Though corporate law varies from state to state, most state laws and the corporation’s own bylaws require that a corporation hold an annual meeting of shareholders where, at a minimum, the directors of the corporation are elected annually. Most state laws and the corporation’s bylaws require an annual meeting of the Board of Directors which usually occurs on the same day as the annual shareholder’s meeting. The annual directors meeting usually results in the election of officers of the corporation for the following year. Corporate minutes are the official records of corporate matters acted upon in a corporate meeting. Each year business owners who have a corporation will want to ensure that their annual minutes are prepared and that every meeting is documented with minutes.
In many states, if there is only one shareholder or if all shareholders are cooperative, there are alternative methods which can be used to meet the legal requirements for valid meetings and appropriately authorized corporate actions.

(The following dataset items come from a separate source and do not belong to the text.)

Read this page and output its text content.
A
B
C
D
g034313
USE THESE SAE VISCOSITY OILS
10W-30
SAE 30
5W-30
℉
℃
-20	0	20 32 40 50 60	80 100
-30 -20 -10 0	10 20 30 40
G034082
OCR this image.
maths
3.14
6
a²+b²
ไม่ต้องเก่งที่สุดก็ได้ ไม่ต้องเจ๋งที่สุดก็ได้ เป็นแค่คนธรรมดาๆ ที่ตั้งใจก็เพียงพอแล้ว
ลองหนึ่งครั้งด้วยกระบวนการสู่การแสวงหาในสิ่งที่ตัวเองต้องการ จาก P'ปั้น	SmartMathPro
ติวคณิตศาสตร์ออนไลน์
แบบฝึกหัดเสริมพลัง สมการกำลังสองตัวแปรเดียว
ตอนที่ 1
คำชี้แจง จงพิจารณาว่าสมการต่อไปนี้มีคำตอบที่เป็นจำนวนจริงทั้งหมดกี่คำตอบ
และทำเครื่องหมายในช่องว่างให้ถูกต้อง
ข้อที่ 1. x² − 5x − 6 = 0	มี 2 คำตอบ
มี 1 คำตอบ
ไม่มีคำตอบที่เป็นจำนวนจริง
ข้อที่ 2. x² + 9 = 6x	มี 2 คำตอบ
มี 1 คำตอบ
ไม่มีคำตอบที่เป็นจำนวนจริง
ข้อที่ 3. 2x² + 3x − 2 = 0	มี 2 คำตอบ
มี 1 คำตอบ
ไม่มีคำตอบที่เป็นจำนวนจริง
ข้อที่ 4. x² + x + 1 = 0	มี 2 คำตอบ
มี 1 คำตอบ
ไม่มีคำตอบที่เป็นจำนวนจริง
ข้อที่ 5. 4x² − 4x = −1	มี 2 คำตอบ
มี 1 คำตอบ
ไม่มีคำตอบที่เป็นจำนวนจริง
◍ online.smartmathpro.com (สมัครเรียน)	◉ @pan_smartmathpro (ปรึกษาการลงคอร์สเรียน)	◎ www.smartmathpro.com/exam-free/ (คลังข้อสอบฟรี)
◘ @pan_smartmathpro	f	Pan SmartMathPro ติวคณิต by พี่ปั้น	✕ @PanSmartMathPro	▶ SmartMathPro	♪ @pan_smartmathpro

When there are several shareholders having disagreements, following the rules for holding corporate meetings and maintaining minutes of meetings is imperative. Corporation owners who keep annual written minutes have taken one step in complying with corporate formalities. Merely keeping annual written minutes is not a guarantee that the corporate veil cannot be pierced. However, corporation owners who are diligent in having written minutes of corporate meetings prepared and filed in the corporate minute book will have complied with one of the corporate formalities, thereby helping them to avoid becoming personally liable for their corporation’s debts.

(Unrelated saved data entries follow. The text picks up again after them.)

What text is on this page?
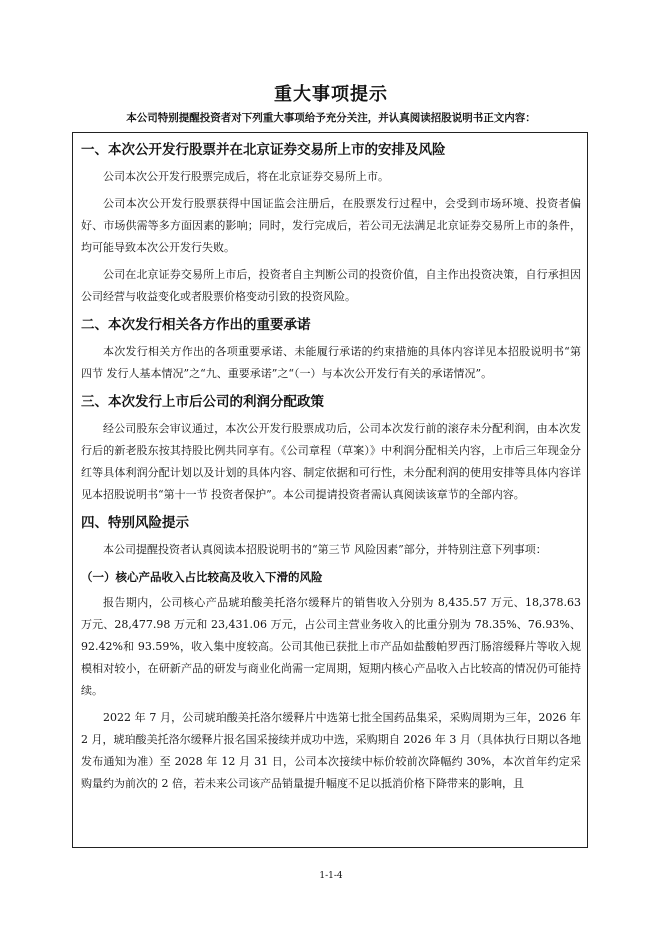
重大事项提示
本公司特别提醒投资者对下列重大事项给予充分关注，并认真阅读招股说明书正文内容：
一、本次公开发行股票并在北京证券交易所上市的安排及风险

公司本次公开发行股票完成后，将在北京证券交易所上市。

公司本次公开发行股票获得中国证监会注册后，在股票发行过程中，会受到市场环境、投资者偏好、市场供需等多方面因素的影响；同时，发行完成后，若公司无法满足北京证券交易所上市的条件，均可能导致本次公开发行失败。

公司在北京证券交易所上市后，投资者自主判断公司的投资价值，自主作出投资决策，自行承担因公司经营与收益变化或者股票价格变动引致的投资风险。

二、本次发行相关各方作出的重要承诺

本次发行相关方作出的各项重要承诺、未能履行承诺的约束措施的具体内容详见本招股说明书“第四节 发行人基本情况”之“九、重要承诺”之“（一）与本次公开发行有关的承诺情况”。

三、本次发行上市后公司的利润分配政策

经公司股东会审议通过，本次公开发行股票成功后，公司本次发行前的滚存未分配利润，由本次发行后的新老股东按其持股比例共同享有。《公司章程（草案）》中利润分配相关内容，上市后三年现金分红等具体利润分配计划以及计划的具体内容、制定依据和可行性，未分配利润的使用安排等具体内容详见本招股说明书“第十一节 投资者保护”。本公司提请投资者需认真阅读该章节的全部内容。

四、特别风险提示

本公司提醒投资者认真阅读本招股说明书的“第三节 风险因素”部分，并特别注意下列事项：

（一）核心产品收入占比较高及收入下滑的风险

报告期内，公司核心产品琥珀酸美托洛尔缓释片的销售收入分别为 8,435.57 万元、18,378.63 万元、28,477.98 万元和 23,431.06 万元，占公司主营业务收入的比重分别为 78.35%、76.93%、92.42%和 93.59%，收入集中度较高。公司其他已获批上市产品如盐酸帕罗西汀肠溶缓释片等收入规模相对较小，在研新产品的研发与商业化尚需一定周期，短期内核心产品收入占比较高的情况仍可能持续。

2022 年 7 月，公司琥珀酸美托洛尔缓释片中选第七批全国药品集采，采购周期为三年，2026 年 2 月，琥珀酸美托洛尔缓释片报名国采接续并成功中选，采购期自 2026 年 3 月（具体执行日期以各地发布通知为准）至 2028 年 12 月 31 日，公司本次接续中标价较前次降幅约 30%，本次首年约定采购量约为前次的 2 倍，若未来公司该产品销量提升幅度不足以抵消价格下降带来的影响，且

1-1-4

It is easy to forget about annual meetings and corporate minutes in running a business. Minutes may be required in the event of an Internal Revenue Service audit or other governmental inquiry. Minutes may also become a condition to the corporation obtaining a loan from a bank or some other desirable benefit. Finally, minutes can become vital in the defense of a lawsuit.
A New Year Resolution should be made that proper corporate minutes will be maintained. Maintenance of proper minutes may be well worth the cost, even where the corporation consists of a single person.